Comprehensive Analysis of Roles of APOBEC3 Gene Family in Clear Cell Renal Cell Carcinoma.

Objectives: The current research focuses on a systematic analysis of the expression patterns of the apolipoprotein B editing complex 3 (APOBEC3) gene family in clear cell renal cell carcinoma (ccRCC) and their impact on disease progression, prognosis, and somatic gene mutations associated with ccRCC.

Methods: A differential expression analysis was performed using the R "limma" package, while a survival analysis was performed using Kaplan-Meier and log-rank tests. A Gene Set Enrichment Analysis performed by the R "clusterProfiler" package compared the high- and low-expression groups. The 10 genes with the highest tumor mutation frequency in the patients with ccRCC were evaluated and presented using the R "maftool" package. The Tumor Immune Estimation Resource (TIMER) algorithm was utilized to predict the immune cell infiltration levels in ccRCC.

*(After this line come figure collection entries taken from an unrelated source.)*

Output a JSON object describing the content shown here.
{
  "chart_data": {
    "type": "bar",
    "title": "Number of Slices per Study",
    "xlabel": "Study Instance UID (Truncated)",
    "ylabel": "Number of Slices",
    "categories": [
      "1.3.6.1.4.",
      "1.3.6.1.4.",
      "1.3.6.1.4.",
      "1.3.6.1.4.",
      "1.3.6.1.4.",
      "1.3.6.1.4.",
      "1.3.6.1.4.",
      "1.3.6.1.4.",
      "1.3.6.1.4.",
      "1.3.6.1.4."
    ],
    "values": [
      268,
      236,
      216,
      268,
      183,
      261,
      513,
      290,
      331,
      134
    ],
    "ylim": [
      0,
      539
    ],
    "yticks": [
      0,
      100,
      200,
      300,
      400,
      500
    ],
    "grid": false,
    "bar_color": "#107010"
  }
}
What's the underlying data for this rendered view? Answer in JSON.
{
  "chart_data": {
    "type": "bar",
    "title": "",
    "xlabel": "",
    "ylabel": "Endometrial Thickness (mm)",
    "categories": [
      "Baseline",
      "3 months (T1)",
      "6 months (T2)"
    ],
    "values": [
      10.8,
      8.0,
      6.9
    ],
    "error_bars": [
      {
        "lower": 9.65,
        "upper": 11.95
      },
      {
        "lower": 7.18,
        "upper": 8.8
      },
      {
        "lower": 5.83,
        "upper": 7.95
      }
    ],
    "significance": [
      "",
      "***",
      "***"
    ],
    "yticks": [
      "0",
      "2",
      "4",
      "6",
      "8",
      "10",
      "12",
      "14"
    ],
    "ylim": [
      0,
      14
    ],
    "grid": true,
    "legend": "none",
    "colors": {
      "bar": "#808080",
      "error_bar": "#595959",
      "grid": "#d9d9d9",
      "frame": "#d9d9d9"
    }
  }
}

Results: All members of the APOBEC3 gene family members were found to be upregulated in ccRCC tumor tissues versus adjacent normal tissues. Higher expressions of APOBEC3A, APOBEC3B, APOBEC3C, APOBEC3D, APOBEC3G, and APOBEC3H were associated with a poorer prognosis for ccRCC. Conversely, higher APOBEC3F expression was associated with a more favorable ccRCC prognosis. Mutation frequencies of genes VHL, PBRM1, TTN, SETD2, and BAP1 genes were higher in the high-expression group of various APOBEC3 compared to the low-expression group. Multiple APOBEC3 gene family (particularly APOBEC3C, APOBEC3D, APOBEC3F, APOBEC3G, and APOBEC3H) also correlated with immune cell infiltration in the ccRCC.

Conclusions: These study findings suggest that APOBEC3 genes are commonly overexpressed in ccRCC, and their expression levels are associated with poor prognosis in ccRCC, somatic gene mutations, cancer immunomodulation, and immune cell infiltration levels in the tumor microenvironment.